John Cragg, MYHSM: Where is the payment HSM Going?

John Cragg, CEO at global provider of payment hardware-security module-as-a-Service MYHSM, breaks down what Payment HSMs are, why they are important, potential drawbacks, and what the future holds for them.

Why are we using Payment HSMs?

There’s two basic answers to this question: (1) they make good security sense, and (2) we’ve got to.

The idea of any HSM (Hardware Security Module) is to provide security to a system by providing cryptographic capabilities.

Actually, cryptography software these days is a commodity, with commercial off-the shelf software available for any computer platform.

But, the point of an HSM is that cryptographic activity is performed in a secure hardware and software environment such that nobody – even if they have the most intimate access to the IT systems – can get at the data being protected or the cryptographic keys being used.

But even if that argument doesn’t carry the day, if we are operating in the payments environment we have no choice – PCI (the Payment Card Industry Security Standards Council) mandate the use of HSMs to protect the cardholder from fraud.

The Cinderella of HSMs?

If you divide the HSM world into Payment HSMs and “general purpose” or GP HSMs, HSMs used for payments sometimes seem to be the Cinderella: there are far fewer of them around, their performance may seem less impressive, and they may not support the latest cryptographic technology.

So what’s the point of them?

Well, there are fewer of them because they fulfil the needs of a specific ecosystem – and they do that far better than GP HSMs and make life a lot easier for the user: what GP HSM can do a PIN Block translation, for example, with a single command thereby avoiding exposure of the PIN between decryption and re-encryption? 

If we’re looking at performance, what is important is the right performance: fast bulk encryption using asymmetric encryption algorithms is irrelevant to the payments world – a good Payments HSM needs to focus on fast symmetric encryption of transactions. 

As for being behind the technological curve, the payments ecosystem is driven by standards enabling thousands of organisations to exchange transactions.

Standards always move slowly, and take time to adopt the latest technology – and there is no point in Payment HSMs implementing technology which its users don’t yet need.

So, no – Payment HSMs are not the Cinderella: more like the Merlin.

So, we love them – right?

Not exactly. We love what Payment HSMs do to protect our payments data and get us through the various PCI audits. But we’re not so keen on the devices themselves.

Firstly, they’re expensive– and, like chocolates, you can never have just one: you need separate units for live operations, development/test and backup. And they need to be replaced every seven years or so to retain vendor support and security updates.

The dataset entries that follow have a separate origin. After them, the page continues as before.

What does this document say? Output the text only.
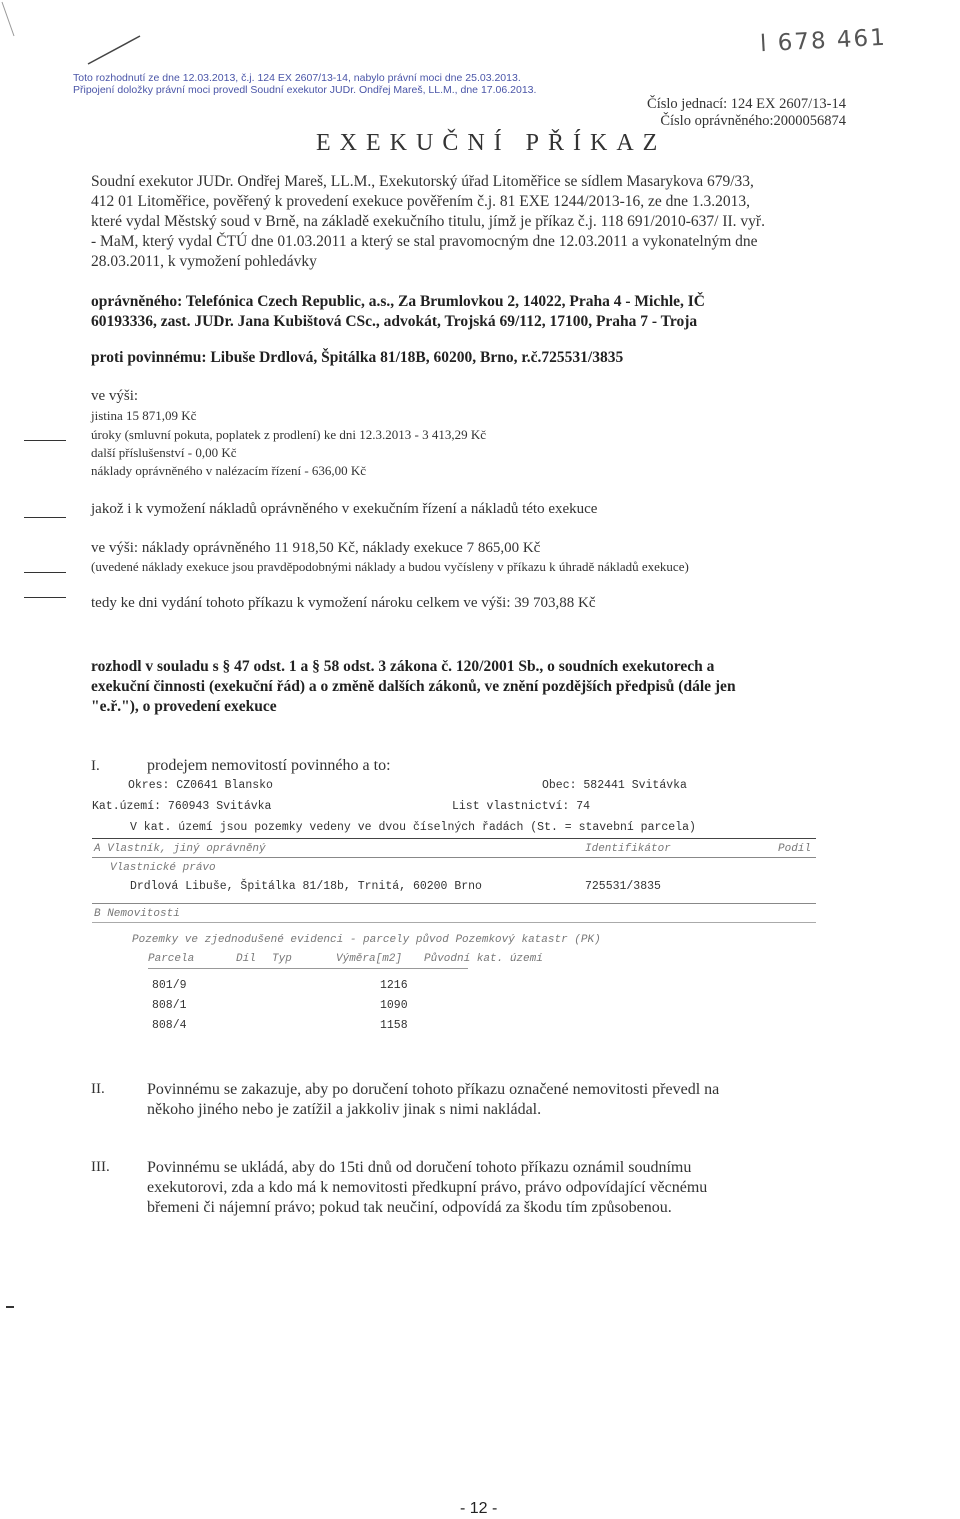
Toto rozhodnutí ze dne 12.03.2013, č.j. 124 EX 2607/13-14, nabylo právní moci dne 25.03.2013.
Připojení doložky právní moci provedl Soudní exekutor JUDr. Ondřej Mareš, LL.M., dne 17.06.2013.
l 678 461
Číslo jednací: 124 EX 2607/13-14
Číslo oprávněného:2000056874
EXEKUČNÍ PŘÍKAZ
Soudní exekutor JUDr. Ondřej Mareš, LL.M., Exekutorský úřad Litoměřice se sídlem Masarykova 679/33,
412 01 Litoměřice, pověřený k provedení exekuce pověřením č.j. 81 EXE 1244/2013-16, ze dne 1.3.2013,
které vydal Městský soud v Brně, na základě exekučního titulu, jímž je příkaz č.j. 118 691/2010-637/ II. vyř.
- MaM, který vydal ČTÚ dne 01.03.2011 a který se stal pravomocným dne 12.03.2011 a vykonatelným dne
28.03.2011, k vymožení pohledávky
oprávněného: Telefónica Czech Republic, a.s., Za Brumlovkou 2, 14022, Praha 4 - Michle, IČ
60193336, zast. JUDr. Jana Kubištová CSc., advokát, Trojská 69/112, 17100, Praha 7 - Troja
proti povinnému: Libuše Drdlová, Špitálka 81/18B, 60200, Brno, r.č.725531/3835
ve výši:
jistina 15 871,09 Kč
úroky (smluvní pokuta, poplatek z prodlení) ke dni 12.3.2013 - 3 413,29 Kč
další příslušenství - 0,00 Kč
náklady oprávněného v nalézacím řízení - 636,00 Kč
jakož i k vymožení nákladů oprávněného v exekučním řízení a nákladů této exekuce
ve výši: náklady oprávněného 11 918,50 Kč, náklady exekuce 7 865,00 Kč
(uvedené náklady exekuce jsou pravděpodobnými náklady a budou vyčísleny v příkazu k úhradě nákladů exekuce)
tedy ke dni vydání tohoto příkazu k vymožení nároku celkem ve výši: 39 703,88 Kč
rozhodl v souladu s § 47 odst. 1 a § 58 odst. 3 zákona č. 120/2001 Sb., o soudních exekutorech a
exekuční činnosti (exekuční řád) a o změně dalších zákonů, ve znění pozdějších předpisů (dále jen
"e.ř."), o provedení exekuce
I.	prodejem nemovitostí povinného a to:
Okres: CZ0641 Blansko	Obec: 582441 Svitávka
Kat.území: 760943 Svitávka	List vlastnictví: 74
V kat. území jsou pozemky vedeny ve dvou číselných řadách (St. = stavební parcela)
A Vlastník, jiný oprávněný	Identifikátor	Podíl
Vlastnické právo
Drdlová Libuše, Špitálka 81/18b, Trnitá, 60200 Brno	725531/3835
B Nemovitosti
Pozemky ve zjednodušené evidenci - parcely původ Pozemkový katastr (PK)
Parcela	Díl Typ	Výměra[m2] Původní kat. území
801/9	1216
808/1	1090
808/4	1158
II.	Povinnému se zakazuje, aby po doručení tohoto příkazu označené nemovitosti převedl na
někoho jiného nebo je zatížil a jakkoliv jinak s nimi nakládal.
III. Povinnému se ukládá, aby do 15ti dnů od doručení tohoto příkazu oznámil soudnímu
exekutorovi, zda a kdo má k nemovitosti předkupní právo, právo odpovídající věcnému
břemeni či nájemní právo; pokud tak neučiní, odpovídá za škodu tím způsobenou.
- 12 -
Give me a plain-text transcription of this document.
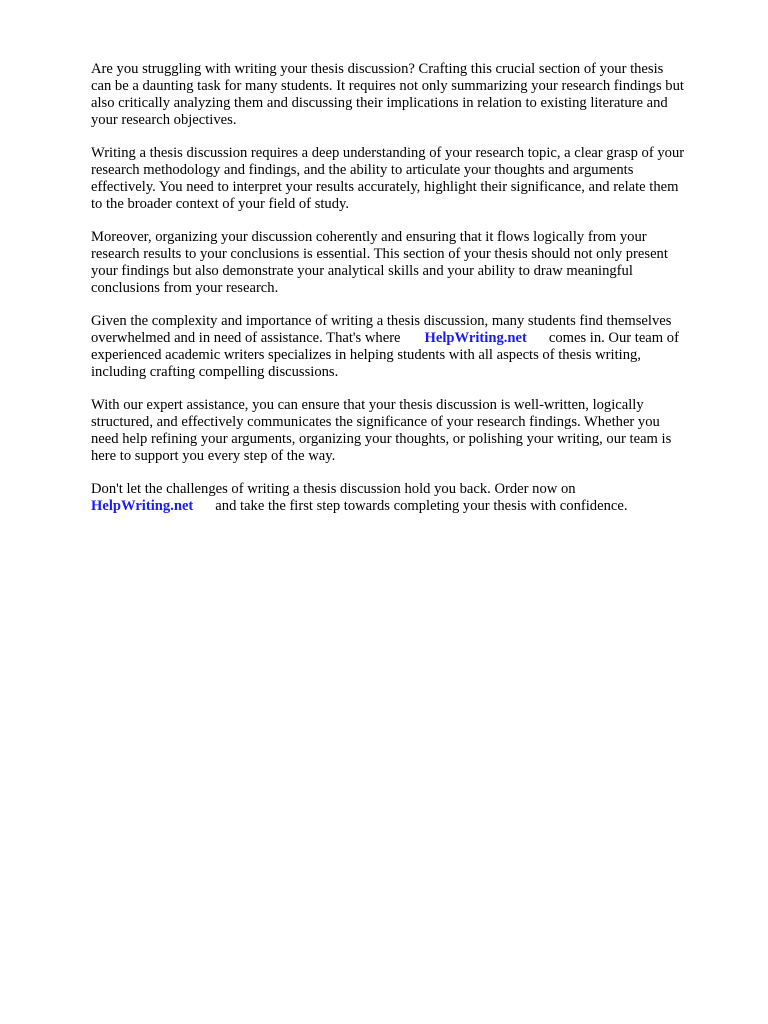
Are you struggling with writing your thesis discussion? Crafting this crucial section of your thesis
can be a daunting task for many students. It requires not only summarizing your research findings but
also critically analyzing them and discussing their implications in relation to existing literature and
your research objectives.

Writing a thesis discussion requires a deep understanding of your research topic, a clear grasp of your
research methodology and findings, and the ability to articulate your thoughts and arguments
effectively. You need to interpret your results accurately, highlight their significance, and relate them
to the broader context of your field of study.

Moreover, organizing your discussion coherently and ensuring that it flows logically from your
research results to your conclusions is essential. This section of your thesis should not only present
your findings but also demonstrate your analytical skills and your ability to draw meaningful
conclusions from your research.

Given the complexity and importance of writing a thesis discussion, many students find themselves
overwhelmed and in need of assistance. That's where HelpWriting.net comes in. Our team of
experienced academic writers specializes in helping students with all aspects of thesis writing,
including crafting compelling discussions.

With our expert assistance, you can ensure that your thesis discussion is well-written, logically
structured, and effectively communicates the significance of your research findings. Whether you
need help refining your arguments, organizing your thoughts, or polishing your writing, our team is
here to support you every step of the way.

Don't let the challenges of writing a thesis discussion hold you back. Order now on
HelpWriting.net and take the first step towards completing your thesis with confidence.
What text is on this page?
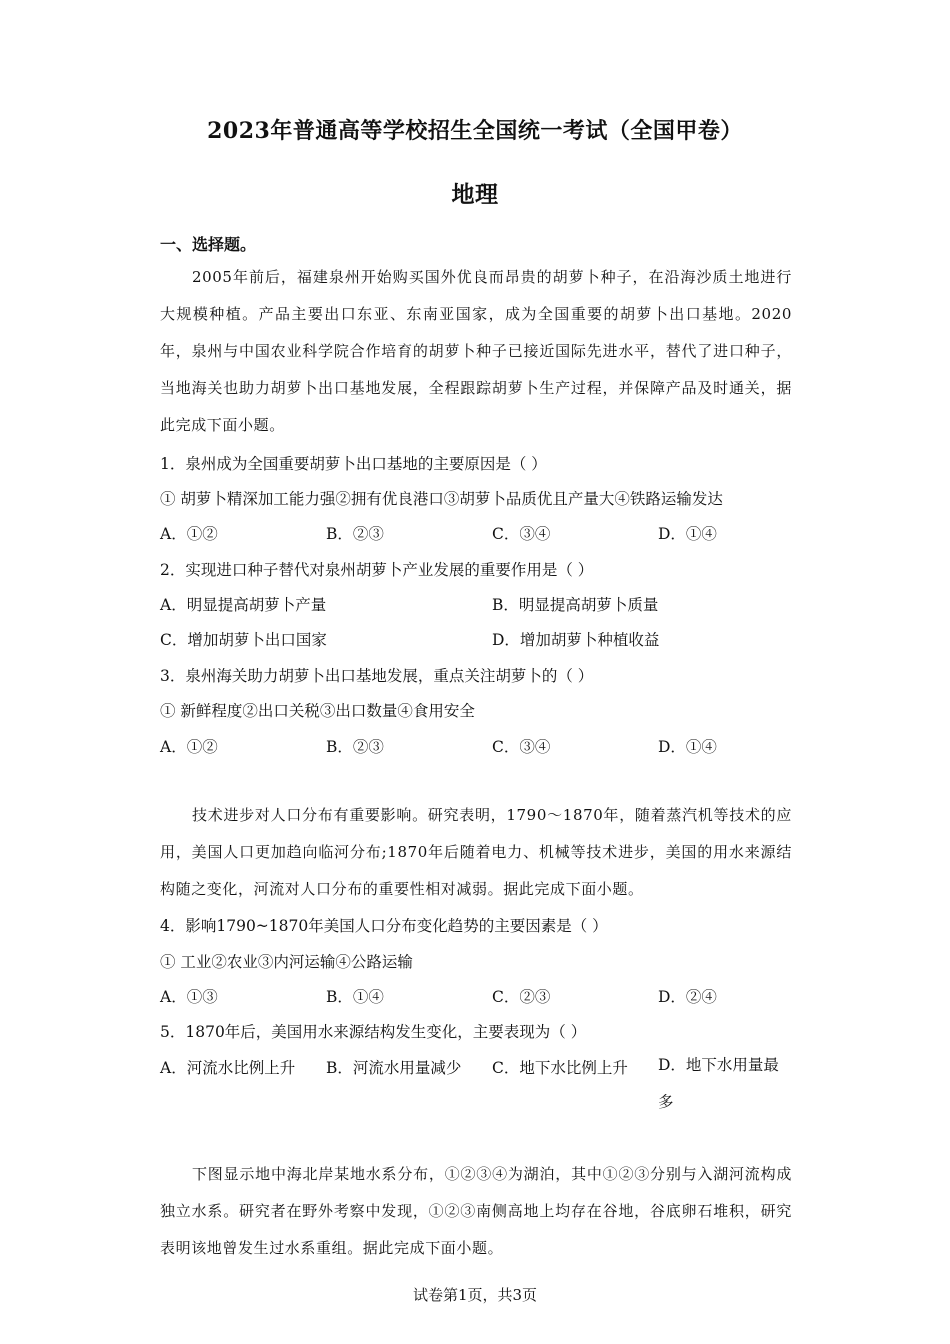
2023年普通高等学校招生全国统一考试（全国甲卷）
地理
一、选择题。
2005年前后，福建泉州开始购买国外优良而昂贵的胡萝卜种子，在沿海沙质土地进行大规模种植。产品主要出口东亚、东南亚国家，成为全国重要的胡萝卜出口基地。2020年，泉州与中国农业科学院合作培育的胡萝卜种子已接近国际先进水平，替代了进口种子，当地海关也助力胡萝卜出口基地发展，全程跟踪胡萝卜生产过程，并保障产品及时通关，据此完成下面小题。
1．泉州成为全国重要胡萝卜出口基地的主要原因是（ ）
① 胡萝卜精深加工能力强②拥有优良港口③胡萝卜品质优且产量大④铁路运输发达
A．①②	B．②③	C．③④	D．①④
2．实现进口种子替代对泉州胡萝卜产业发展的重要作用是（ ）
A．明显提高胡萝卜产量	B．明显提高胡萝卜质量
C．增加胡萝卜出口国家	D．增加胡萝卜种植收益
3．泉州海关助力胡萝卜出口基地发展，重点关注胡萝卜的（ ）
① 新鲜程度②出口关税③出口数量④食用安全
A．①②	B．②③	C．③④	D．①④
技术进步对人口分布有重要影响。研究表明，1790～1870年，随着蒸汽机等技术的应用，美国人口更加趋向临河分布;1870年后随着电力、机械等技术进步，美国的用水来源结构随之变化，河流对人口分布的重要性相对减弱。据此完成下面小题。
4．影响1790~1870年美国人口分布变化趋势的主要因素是（ ）
① 工业②农业③内河运输④公路运输
A．①③	B．①④	C．②③	D．②④
5．1870年后，美国用水来源结构发生变化，主要表现为（ ）
A．河流水比例上升 B．河流水用量减少 C．地下水比例上升 D．地下水用量最多
下图显示地中海北岸某地水系分布，①②③④为湖泊，其中①②③分别与入湖河流构成独立水系。研究者在野外考察中发现，①②③南侧高地上均存在谷地，谷底卵石堆积，研究表明该地曾发生过水系重组。据此完成下面小题。
试卷第1页，共3页
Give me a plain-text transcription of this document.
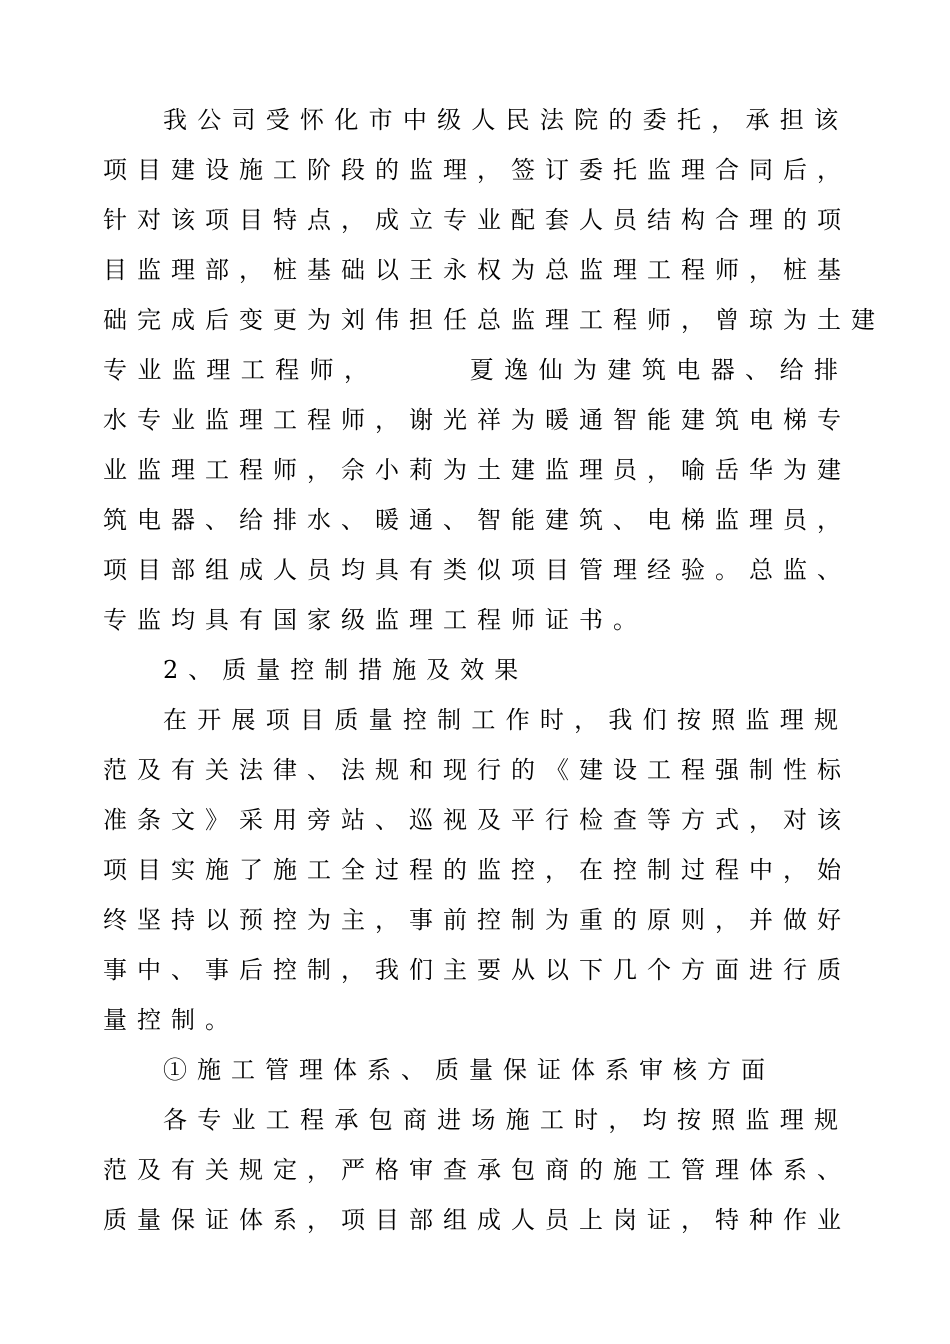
我公司受怀化市中级人民法院的委托，承担该
项目建设施工阶段的监理，签订委托监理合同后，
针对该项目特点，成立专业配套人员结构合理的项
目监理部，桩基础以王永权为总监理工程师，桩基
础完成后变更为刘伟担任总监理工程师，曾琼为土建
专业监理工程师，　　　夏逸仙为建筑电器、给排
水专业监理工程师，谢光祥为暖通智能建筑电梯专
业监理工程师，佘小莉为土建监理员，喻岳华为建
筑电器、给排水、暖通、智能建筑、电梯监理员，
项目部组成人员均具有类似项目管理经验。总监、
专监均具有国家级监理工程师证书。
2、质量控制措施及效果
在开展项目质量控制工作时，我们按照监理规
范及有关法律、法规和现行的《建设工程强制性标
准条文》采用旁站、巡视及平行检查等方式，对该
项目实施了施工全过程的监控，在控制过程中，始
终坚持以预控为主，事前控制为重的原则，并做好
事中、事后控制，我们主要从以下几个方面进行质
量控制。
①施工管理体系、质量保证体系审核方面
各专业工程承包商进场施工时，均按照监理规
范及有关规定，严格审查承包商的施工管理体系、
质量保证体系，项目部组成人员上岗证，特种作业
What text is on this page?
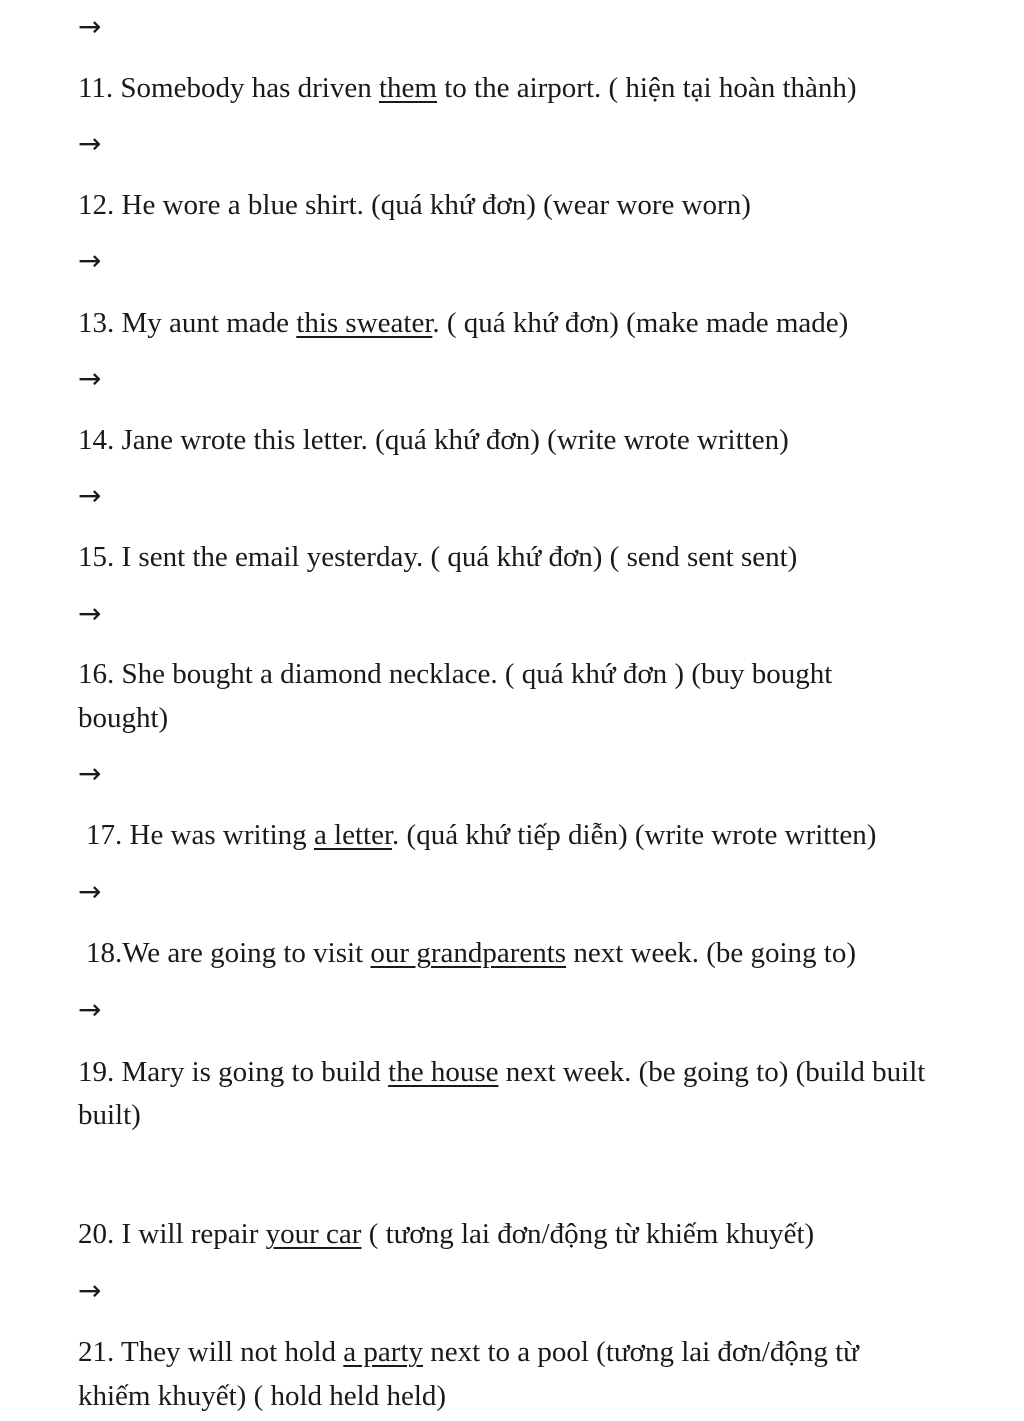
→
11. Somebody has driven them to the airport. ( hiện tại hoàn thành)
→
12. He wore a blue shirt. (quá khứ đơn) (wear wore worn)
→
13. My aunt made this sweater. ( quá khứ đơn) (make made made)
→
14. Jane wrote this letter. (quá khứ đơn) (write wrote written)
→
15. I sent the email yesterday. ( quá khứ đơn) ( send sent sent)
→
16. She bought a diamond necklace. ( quá khứ đơn ) (buy bought
bought)
→
17. He was writing a letter. (quá khứ tiếp diễn) (write wrote written)
→
18.We are going to visit our grandparents next week. (be going to)
→
19. Mary is going to build the house next week. (be going to) (build built
built)
20. I will repair your car ( tương lai đơn/động từ khiếm khuyết)
→
21. They will not hold a party next to a pool (tương lai đơn/động từ
khiếm khuyết) ( hold held held)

As the 2017 MarketsAndMarkets global forecast for the HSM market says “the cost associated with the hardware security modules acts as a restraint for the growth of the market”.

That’s looking at it from the vendors’ point of view – for the user, you can translate this to “Payment HSMs are a pain in the financial neck”.

The cost of the devices and vendor support is just the start of the pain. Skilled resource is needed to design, implement, operate, and maintain them – and to achieve and retain PCI compliance. And then you need space in a secure data centre to house them.

And, of course, buying and owning equipment is so 2010. We now have the dash to the Cloud, as companies look to save resources and improve balance sheets through reduced Capex by re-architecting their IT capabilities as Cloud-based subscription services.

The vendors of payments technologies may have thought that their customers would resist this trend because of security concerns, but it’s happening.

Where does this leave Payment HSMs?

In some ways, it leaves them behind. Today’s Payment HSMs were not designed for multi-tenant Cloud deployment, and they are nearly all owned and operated by their users. But this can’t go on.

There are already GP HSMs available as Cloud-based services, but putting Payment HSMs into the Cloud presents additional hurdles – not least that of compliance.

Some companies will continue to be more comfortable in owning and operating their own Payment HSMs.

Some of these will be tempted to take advantage of the cloud and put their own HSMs into third-party data centres – but are likely to find that the costs of doing this in a secure and compliant way outstrip the benefits of such a hybrid (i.e. of still owning their HSMs but hosting them in someone else’s data centre) approach.

But what about other payments organisations who want to avoid the capital investment in owning Payment HSMs, or who do not have enough skilled resources to operate them and maintain PCI compliance, or who need to focus their efforts on developing their services and products? Are they between a rock and a hard place?

That’s where Payment HSM as a Service comes in. It has taken time to get there because there were a lot of hurdles to overcome, but now it is a reality with the first users already deploying this new approach to Payment HSMs.

We at MYHSM are one of the very few global players in this area – and we have the backing of Thales, the vendor of the Payment HSMs we have chosen to use, because they recognise that this is their future too.

Ultimately, where are Payment HSMs going? Into the Cloud.